Question: Why is it defined for $ u \in L^1(\mathbb{R}^N)$? Why not for $u \in L^2(\mathbb{R}^N)$... $L^p(\mathbb{R}^N)$ with $p \in [1,\infty]$? What is the intuition of letting $u$ be in $L^1(\mathbb{R}^N)$?
Thanks for any possible explanation.
The first and simplest reason might be that the Fourier transform $\widehat{u}$ exists if $u \in L^{1}(\mathbb{R}^{N})$ and - this should be the second reason - has some nice properties which can be easily proven. For instance if $u \in L^{1}(\mathbb{R}^{N})$ then $\widehat{u} \in C_{0}(\mathbb{R}^{N})$ - so it defines a continuous bounded function that vanishes at infinity.

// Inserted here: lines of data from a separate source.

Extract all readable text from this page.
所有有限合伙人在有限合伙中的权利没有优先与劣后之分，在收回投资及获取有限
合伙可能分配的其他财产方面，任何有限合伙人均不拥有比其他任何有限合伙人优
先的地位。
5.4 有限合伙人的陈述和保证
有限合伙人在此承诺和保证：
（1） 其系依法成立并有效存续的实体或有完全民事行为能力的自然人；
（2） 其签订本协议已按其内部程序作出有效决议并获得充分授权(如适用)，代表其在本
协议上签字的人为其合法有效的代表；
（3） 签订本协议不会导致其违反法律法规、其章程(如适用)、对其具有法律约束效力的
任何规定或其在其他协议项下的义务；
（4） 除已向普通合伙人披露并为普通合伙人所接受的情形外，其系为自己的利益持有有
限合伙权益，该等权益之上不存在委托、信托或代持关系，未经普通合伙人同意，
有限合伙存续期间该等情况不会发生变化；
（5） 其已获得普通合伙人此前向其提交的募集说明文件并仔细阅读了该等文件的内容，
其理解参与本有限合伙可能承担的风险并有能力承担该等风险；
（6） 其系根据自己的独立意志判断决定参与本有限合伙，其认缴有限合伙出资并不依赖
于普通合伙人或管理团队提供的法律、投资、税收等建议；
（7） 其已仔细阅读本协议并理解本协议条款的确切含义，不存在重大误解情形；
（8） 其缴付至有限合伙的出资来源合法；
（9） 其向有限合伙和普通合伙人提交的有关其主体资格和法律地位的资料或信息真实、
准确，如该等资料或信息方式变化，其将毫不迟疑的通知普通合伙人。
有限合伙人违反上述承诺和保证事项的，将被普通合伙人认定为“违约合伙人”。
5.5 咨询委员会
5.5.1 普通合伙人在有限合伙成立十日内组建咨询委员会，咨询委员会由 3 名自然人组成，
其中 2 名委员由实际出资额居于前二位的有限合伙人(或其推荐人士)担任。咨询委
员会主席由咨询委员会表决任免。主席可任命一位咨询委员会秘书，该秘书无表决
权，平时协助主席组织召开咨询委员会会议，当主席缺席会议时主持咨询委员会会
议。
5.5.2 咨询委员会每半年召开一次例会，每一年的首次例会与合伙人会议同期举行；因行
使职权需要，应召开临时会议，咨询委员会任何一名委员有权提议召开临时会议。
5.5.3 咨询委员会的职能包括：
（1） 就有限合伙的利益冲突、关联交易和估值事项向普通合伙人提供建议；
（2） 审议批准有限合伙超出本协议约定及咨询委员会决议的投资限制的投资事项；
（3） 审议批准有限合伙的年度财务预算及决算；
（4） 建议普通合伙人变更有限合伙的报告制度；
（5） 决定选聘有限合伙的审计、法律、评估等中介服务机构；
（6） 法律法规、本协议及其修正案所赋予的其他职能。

On the other hand, the Fourier transform $\widehat{\cdot} : L^{1}(\mathbb{R}^{N}) \to C_{0}(\mathbb{R}^{N})$ has also 'bad' properties. For example it is not bijective as a mapping defined on $L^{1}(\mathbb{R}^{N})$ to $C_{0}(\mathbb{R})$.
By using the results on $L^{1}(\mathbb{R}^{N})$ it can be shown that for all $u \in L^{1}(\mathbb{R}^{N}) \cap L^{2}(\mathbb{R}^{N})$ we have $\widehat{u} \in L^{2}(\mathbb{R}^{N})$ with $\left\|u\right\|_{L^{2}} = \left\| \widehat{u} \right\|_{L^{2}}$. Therefore it can be extended in a unique way to an unitary operator on $L^{2}(\mathbb{R}^{N})$.
So in this sense the Fourier transform can be defined on $L^{2}(\mathbb{R}^{N})$, but have in mind that this actually is an extension of the 'original' Fourier transform on $L^{1}(\mathbb{R}^{N})$.